Rather than reacting to each privacy challenge as it emerges, proactively determine and create the privacy experience that consumers want, in accordance with the regulatory environment, the needs of the business and your own capabilities. The result will help safeguard
speed-to-market, enable expansion into new regulatory jurisdictions, reduce compliance costs, and increase confidence in compliance.

For many TMT companies, whether or not they brand themselves as privacy leaders, this focus on consumer privacy preferences also offers a competitive differentiator. Almost 85% of consumers told PwC they want more control over their own data. And more than 80% said that they would willingly share data with a company they trust.

Meanwhile, TMT companies are seeking direct customer relationships to replace third-party data. They are also building new business models based on ultra-customized products, services and experiences — eventually targeting a segment of one. In this context, greater access to data will be critical for business growth.

“Adults ages 18-34 spend more time today streaming TV than watching traditional TV. Streaming platforms need to take a streamer-first approach to product design for optimal content, consumer and advertiser experiences.”

Louqman Parampath, VP, Product, Roku

Guide to privacy

Determine which privacy stance will provide the optimal consumer privacy experience — one that delights customers, supports your data strategies, aligns with your enterprise readiness and provides cost-effective compliance.

Vulnerable

  • Indirect consumer relationships
  • Often small companies with large data footprints
  • Risk of increased third-party diligence performed by enterprise customers

Reactive compliance

  • Focuses on legal mandate of new regulations
  • Creates substantial friction with the business
  • Not a proactive approach

Agile privacy practices

  • Agile privacy capabilities beyond baseline compliance
  • Proactive, not reactive
  • Adapts to change quickly
  • Pursues problem-solving privacy platforms instead of point solutions
  • Prioritizes solutions complementary to data strategy
  • Evaluates privacy consumer experiences to safeguard consent

Leading privacy practices

  • Builds resilient privacy platforms, anticipates continued change
  • Privacy as competitive differentiator
  • Track leading indicators; monitor and adapt to inflection points
  • Articulate compelling value exchange for innovative privacy consumer experiences

Branded leading privacy practices

  • Brand-defining go-to-market privacy practices
  • Differentiate from less-trusted competitors
  • Meet consumers where they want to be
  • Not optimal for all companies

  • How much value does consumer data provide for our business?
  • How much value will the consumer gain from a more personalized experience?
  • How much friction is our current privacy program causing the business?
  • What risks do our data operations face?
  • How diverse are our data operations and in how many jurisdictions do we operate?
  • How concerned are our consumers (or our customers’ consumers) with privacy?
  • How many consumers are opting out?
  • How many consumers see privacy as a differentiator in purchasing decisions? 
  • How much privacy is our competition offering?

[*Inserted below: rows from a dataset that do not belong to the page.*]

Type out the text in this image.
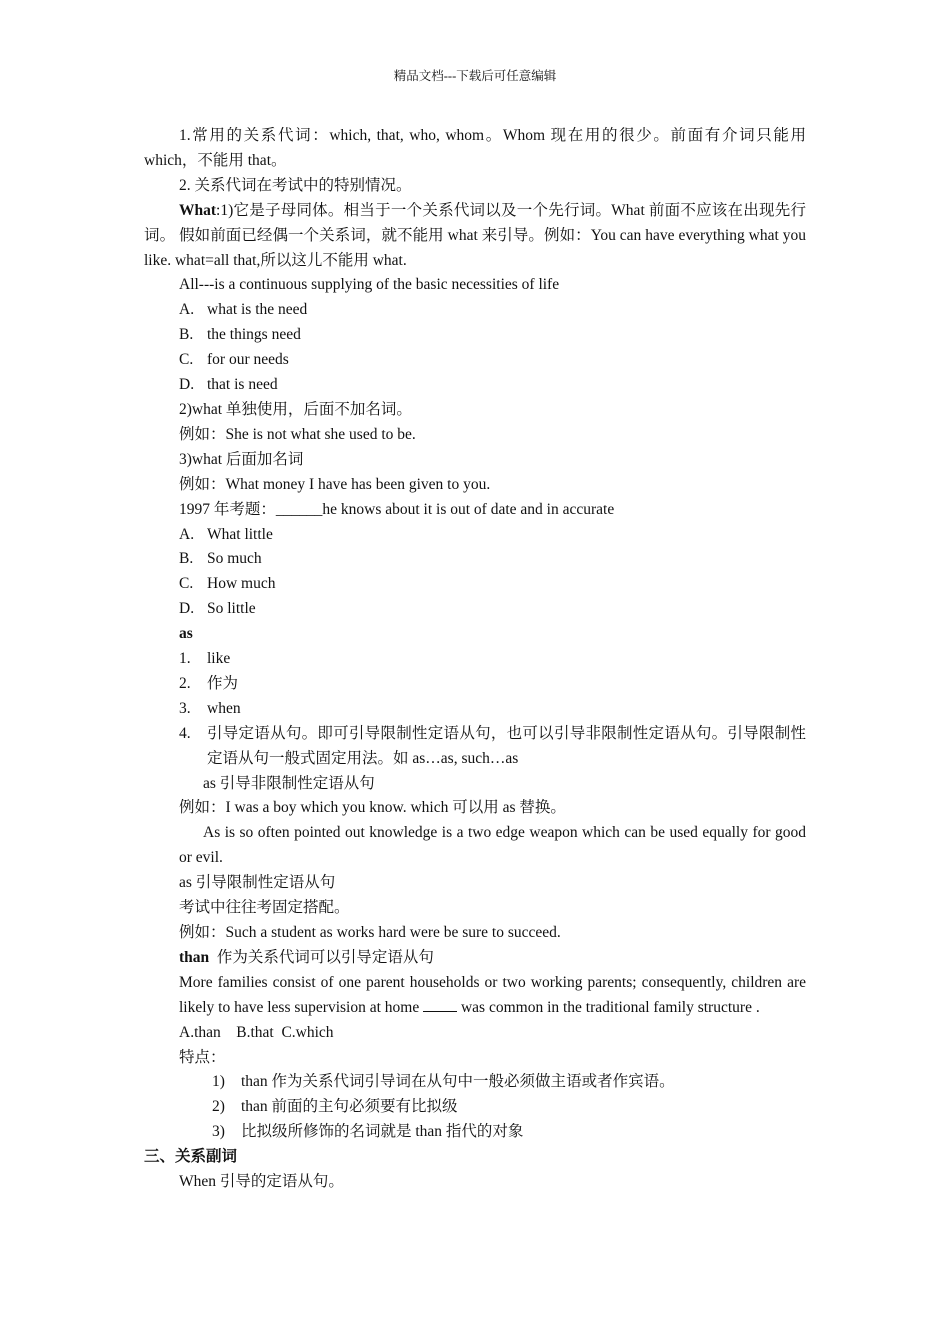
精品文档---下载后可任意编辑
1.常用的关系代词：which, that, who, whom。Whom 现在用的很少。前面有介词只能用 which，不能用 that。
2. 关系代词在考试中的特别情况。
What:1)它是子母同体。相当于一个关系代词以及一个先行词。What 前面不应该在出现先行词。 假如前面已经偶一个关系词，就不能用 what 来引导。例如：You can have everything what you like. what=all that,所以这儿不能用 what.
All---is a continuous supplying of the basic necessities of life
A. what is the need
B. the things need
C. for our needs
D. that is need
2)what 单独使用，后面不加名词。
例如：She is not what she used to be.
3)what 后面加名词
例如：What money I have has been given to you.
1997 年考题：______he knows about it is out of date and in accurate
A. What little
B. So much
C. How much
D. So little
as
1. like
2. 作为
3. when
4. 引导定语从句。即可引导限制性定语从句，也可以引导非限制性定语从句。引导限制性定语从句一般式固定用法。如 as…as, such…as
as 引导非限制性定语从句
例如：I was a boy which you know. which 可以用 as 替换。
As is so often pointed out knowledge is a two edge weapon which can be used equally for good or evil.
as 引导限制性定语从句
考试中往往考固定搭配。
例如：Such a student as works hard were be sure to succeed.
than  作为关系代词可以引导定语从句
More families consist of one parent households or two working parents; consequently, children are likely to have less supervision at home  was common in the traditional family structure .
A.than    B.that  C.which
特点：
1) than 作为关系代词引导词在从句中一般必须做主语或者作宾语。
2) than 前面的主句必须要有比拟级
3) 比拟级所修饰的名词就是 than 指代的对象
三、关系副词
When 引导的定语从句。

Your north star for privacy: Consumers

Within the ever-changing privacy environment, one north star remains constant: consumers. A focus on the experiences they prefer offers the clearest path to keep them coming back. It also prepares your company to meet ever-evolving compliance requirements, including regulations that require companies to offer consumers ever greater control over their data.

For the many TMT companies that depend on ongoing access to consumer data, this approach to privacy offers a competitive edge. If you offer experiences and value that win consumers’ trust by giving them reasons to want to share data, you will safeguard your access to that data. Start gradually: Win trust by offering enhanced experiences and value-for-data programs in limited parts of the business. Assess results before expanding to other parts of the business.

Your company’s optimal privacy posture today may also change tomorrow, especially if customers begin making more purchasing decisions based on privacy. A trusted privacy program will provide the foundation you need to thrive, one in which consumers willingly offer consent to share their data.

“As consumers become more aware of how their data is collected and used, companies have a responsibility to ensure that privacy by design is the starting point for any new products and services, reinforcing the trust factor that is critical in a mutually beneficial customer-company relationship. Complementary to a well-defined privacy by design strategy is an approachable privacy customer experience and strong assurance program, so consumers can be confident that a company is periodically reviewing the compliance and effectiveness of its privacy program, and living up to its privacy principles.”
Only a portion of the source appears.